Environment, Food and Rural Affairs – in the House of Commons am ar 28 Ebrill 2022.
What estimate he has made of the level of food that will be produced by UK farmers in each of the next three years.
Fortunately, we in this country have a high degree of food security. We currently produce about 60% of all the food we need and 74% of all the food we can grow or rear here. We monitor the level of production extremely carefully and, as the Secretary of State said earlier, published a detailed report at the end of last year.
As the shadow Minister referred to earlier, last autumn CF Fertilisers in my constituency stopped production because of high energy costs, and it has not reopened because the demand for its products simply is not there. It really is a concern that farmers are not putting food into the ground because of the high prices. I wonder what the knock-on effect will be in the next two or three years, particularly on availability and cost for consumers as well as my constituents’ jobs. We have had a list of things that the Government are doing, but surely it says something that even now, with rocketing fuel prices and food prices, there is simply not enough demand for that factory to reopen. Does the Minister agree that more must be done?
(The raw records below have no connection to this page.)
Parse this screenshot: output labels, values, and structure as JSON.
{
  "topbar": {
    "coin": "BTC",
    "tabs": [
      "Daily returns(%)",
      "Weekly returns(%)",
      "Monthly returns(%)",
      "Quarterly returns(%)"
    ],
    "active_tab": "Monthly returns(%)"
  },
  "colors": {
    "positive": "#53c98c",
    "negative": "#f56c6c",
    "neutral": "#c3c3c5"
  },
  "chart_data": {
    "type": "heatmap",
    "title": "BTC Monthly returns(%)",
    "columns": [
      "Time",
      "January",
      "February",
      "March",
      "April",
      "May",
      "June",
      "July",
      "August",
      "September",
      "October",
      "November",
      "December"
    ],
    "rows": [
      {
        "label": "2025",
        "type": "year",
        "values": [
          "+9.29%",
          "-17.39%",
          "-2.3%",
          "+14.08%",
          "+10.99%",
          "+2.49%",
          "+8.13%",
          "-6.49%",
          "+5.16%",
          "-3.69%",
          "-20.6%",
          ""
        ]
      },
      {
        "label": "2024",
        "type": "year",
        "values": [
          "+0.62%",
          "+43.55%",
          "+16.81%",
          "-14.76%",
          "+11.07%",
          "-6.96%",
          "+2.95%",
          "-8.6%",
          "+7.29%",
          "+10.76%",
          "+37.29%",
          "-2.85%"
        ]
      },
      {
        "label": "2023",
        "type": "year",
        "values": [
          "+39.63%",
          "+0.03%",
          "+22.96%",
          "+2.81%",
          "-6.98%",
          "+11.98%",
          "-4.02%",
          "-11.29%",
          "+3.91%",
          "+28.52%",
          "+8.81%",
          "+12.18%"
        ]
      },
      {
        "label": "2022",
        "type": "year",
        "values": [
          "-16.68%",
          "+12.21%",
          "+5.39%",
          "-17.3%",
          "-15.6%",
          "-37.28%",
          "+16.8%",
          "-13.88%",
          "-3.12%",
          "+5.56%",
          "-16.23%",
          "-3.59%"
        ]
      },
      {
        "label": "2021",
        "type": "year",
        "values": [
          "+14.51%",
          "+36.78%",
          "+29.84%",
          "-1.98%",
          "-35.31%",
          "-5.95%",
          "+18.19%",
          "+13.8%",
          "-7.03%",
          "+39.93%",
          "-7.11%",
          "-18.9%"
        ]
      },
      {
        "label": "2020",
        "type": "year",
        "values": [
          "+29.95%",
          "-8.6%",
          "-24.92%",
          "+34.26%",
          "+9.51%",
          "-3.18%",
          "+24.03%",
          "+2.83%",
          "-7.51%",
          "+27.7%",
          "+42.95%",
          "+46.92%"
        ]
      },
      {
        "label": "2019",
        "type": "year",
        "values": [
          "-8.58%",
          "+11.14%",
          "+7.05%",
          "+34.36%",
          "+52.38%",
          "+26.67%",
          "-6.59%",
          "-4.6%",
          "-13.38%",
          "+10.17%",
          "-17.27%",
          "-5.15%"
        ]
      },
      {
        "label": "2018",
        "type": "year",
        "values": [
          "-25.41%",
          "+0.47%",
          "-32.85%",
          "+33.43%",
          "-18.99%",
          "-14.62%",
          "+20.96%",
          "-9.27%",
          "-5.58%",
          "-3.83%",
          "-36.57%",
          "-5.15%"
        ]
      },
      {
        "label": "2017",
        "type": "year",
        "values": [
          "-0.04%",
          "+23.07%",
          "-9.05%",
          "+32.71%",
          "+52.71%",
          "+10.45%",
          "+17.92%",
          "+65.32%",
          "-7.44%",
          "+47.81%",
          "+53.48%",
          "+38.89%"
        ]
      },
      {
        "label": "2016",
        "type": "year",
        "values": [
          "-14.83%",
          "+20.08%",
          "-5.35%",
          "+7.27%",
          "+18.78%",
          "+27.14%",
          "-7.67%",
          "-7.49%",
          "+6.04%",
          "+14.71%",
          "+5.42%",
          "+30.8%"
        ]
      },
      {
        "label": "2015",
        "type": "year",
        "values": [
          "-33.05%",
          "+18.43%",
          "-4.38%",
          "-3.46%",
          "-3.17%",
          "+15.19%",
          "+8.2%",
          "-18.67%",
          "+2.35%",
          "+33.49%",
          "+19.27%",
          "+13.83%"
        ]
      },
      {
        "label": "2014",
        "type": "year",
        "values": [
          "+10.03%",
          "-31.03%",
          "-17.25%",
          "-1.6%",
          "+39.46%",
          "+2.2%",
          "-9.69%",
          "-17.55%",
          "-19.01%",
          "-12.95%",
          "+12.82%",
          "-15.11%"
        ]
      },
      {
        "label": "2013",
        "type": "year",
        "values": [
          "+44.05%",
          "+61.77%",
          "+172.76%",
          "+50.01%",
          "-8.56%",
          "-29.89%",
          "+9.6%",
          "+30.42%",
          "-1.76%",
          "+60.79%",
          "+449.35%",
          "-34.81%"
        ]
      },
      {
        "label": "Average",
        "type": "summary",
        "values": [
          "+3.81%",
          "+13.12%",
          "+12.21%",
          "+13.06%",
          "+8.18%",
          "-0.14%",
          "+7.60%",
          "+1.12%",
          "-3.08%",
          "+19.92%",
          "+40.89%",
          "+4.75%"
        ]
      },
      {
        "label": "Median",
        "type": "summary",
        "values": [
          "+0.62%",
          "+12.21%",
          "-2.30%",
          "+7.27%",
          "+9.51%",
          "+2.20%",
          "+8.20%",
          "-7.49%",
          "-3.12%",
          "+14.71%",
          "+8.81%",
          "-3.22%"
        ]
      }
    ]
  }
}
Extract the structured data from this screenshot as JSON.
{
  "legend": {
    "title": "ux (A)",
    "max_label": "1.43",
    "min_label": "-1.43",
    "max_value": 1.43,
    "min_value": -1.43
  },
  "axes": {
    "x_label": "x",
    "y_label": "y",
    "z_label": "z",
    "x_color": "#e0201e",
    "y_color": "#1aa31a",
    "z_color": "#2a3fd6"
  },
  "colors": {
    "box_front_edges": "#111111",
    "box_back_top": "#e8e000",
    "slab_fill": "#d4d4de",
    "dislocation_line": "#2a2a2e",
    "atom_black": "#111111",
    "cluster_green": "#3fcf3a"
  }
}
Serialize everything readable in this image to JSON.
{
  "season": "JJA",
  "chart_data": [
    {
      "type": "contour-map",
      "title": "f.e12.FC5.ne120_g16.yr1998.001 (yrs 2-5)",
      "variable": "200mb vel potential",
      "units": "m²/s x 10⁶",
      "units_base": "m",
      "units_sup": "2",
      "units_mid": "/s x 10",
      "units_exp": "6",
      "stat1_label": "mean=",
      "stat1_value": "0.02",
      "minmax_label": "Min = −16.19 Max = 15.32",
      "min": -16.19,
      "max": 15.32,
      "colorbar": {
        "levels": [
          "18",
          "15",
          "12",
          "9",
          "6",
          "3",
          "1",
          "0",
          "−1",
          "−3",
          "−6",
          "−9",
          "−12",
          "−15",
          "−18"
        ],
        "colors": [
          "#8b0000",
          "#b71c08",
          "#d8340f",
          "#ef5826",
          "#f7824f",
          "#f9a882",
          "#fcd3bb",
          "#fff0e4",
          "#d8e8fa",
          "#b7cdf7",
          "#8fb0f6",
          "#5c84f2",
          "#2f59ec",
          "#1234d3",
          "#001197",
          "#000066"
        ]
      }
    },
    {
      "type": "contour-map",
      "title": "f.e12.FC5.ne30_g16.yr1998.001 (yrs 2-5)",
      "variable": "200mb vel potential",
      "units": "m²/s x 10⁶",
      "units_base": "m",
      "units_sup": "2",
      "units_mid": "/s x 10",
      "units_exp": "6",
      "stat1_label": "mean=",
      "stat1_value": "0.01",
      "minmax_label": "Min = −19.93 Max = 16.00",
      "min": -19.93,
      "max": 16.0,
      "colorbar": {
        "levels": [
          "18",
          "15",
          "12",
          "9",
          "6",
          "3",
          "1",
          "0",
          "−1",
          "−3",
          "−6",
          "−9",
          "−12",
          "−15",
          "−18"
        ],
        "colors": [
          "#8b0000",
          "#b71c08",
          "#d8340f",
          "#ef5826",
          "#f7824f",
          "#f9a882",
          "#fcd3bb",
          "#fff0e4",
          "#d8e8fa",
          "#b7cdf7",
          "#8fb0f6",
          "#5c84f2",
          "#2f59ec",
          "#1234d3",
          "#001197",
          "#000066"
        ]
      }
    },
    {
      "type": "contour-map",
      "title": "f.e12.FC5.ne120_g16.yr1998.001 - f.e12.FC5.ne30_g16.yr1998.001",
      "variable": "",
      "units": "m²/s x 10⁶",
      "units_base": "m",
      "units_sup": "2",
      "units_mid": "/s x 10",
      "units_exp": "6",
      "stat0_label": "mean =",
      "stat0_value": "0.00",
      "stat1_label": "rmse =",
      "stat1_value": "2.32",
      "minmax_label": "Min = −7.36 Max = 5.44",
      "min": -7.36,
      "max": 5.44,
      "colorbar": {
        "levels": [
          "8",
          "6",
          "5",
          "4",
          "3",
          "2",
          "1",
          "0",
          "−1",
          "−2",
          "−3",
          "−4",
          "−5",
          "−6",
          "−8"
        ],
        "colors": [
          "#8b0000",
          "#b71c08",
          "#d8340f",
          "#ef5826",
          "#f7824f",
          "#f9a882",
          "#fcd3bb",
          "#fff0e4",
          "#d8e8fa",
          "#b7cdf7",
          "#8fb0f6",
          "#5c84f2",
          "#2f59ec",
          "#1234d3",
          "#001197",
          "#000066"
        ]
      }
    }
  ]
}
I chaired a fertiliser taskforce several weeks ago, and the strong message from Government, those who work in the industry and those who supply fertiliser to the industry was that we should have confidence in this year’s fertiliser supply, buy fertiliser and use it as required. We will continue to work together to monitor the situation.
We come to the Chair of the Environment, Food and Rural Affairs Committee, Neil Parish.
I associate myself with the Secretary of State’s comments on Lord Plumb, who for over 70 years really fought for agriculture and food in this country.
Further to the great question from my hon. Friend Dr Hudson, the Agriculture Act 2020 requires the Government to conduct and assess our national food security every five years. The Minister has said that that will be reduced to every three years. In 2020, after food supply chain challenges arose during the pandemic, the Select Committee recommended that the Government commit to producing a report every year and, with the situation in Ukraine, global gas prices, pressures on food supply, severe labour shortages and the high price of fertiliser, that is more important than ever. Will my hon. Friend therefore reconsider producing an annual report?
My hon. Friend knows that food is always at the very top of my agenda, and the nation’s food security is as well. He and I have discussed the right frequency for that report’s sequencing many times. It is a substantial piece of academic work, and I was proud of the version that we published at the end of last year. We have always said that we will undertake more frequent reporting if that is required, but I think that, for that serious piece of work, the three-year timescale is about right.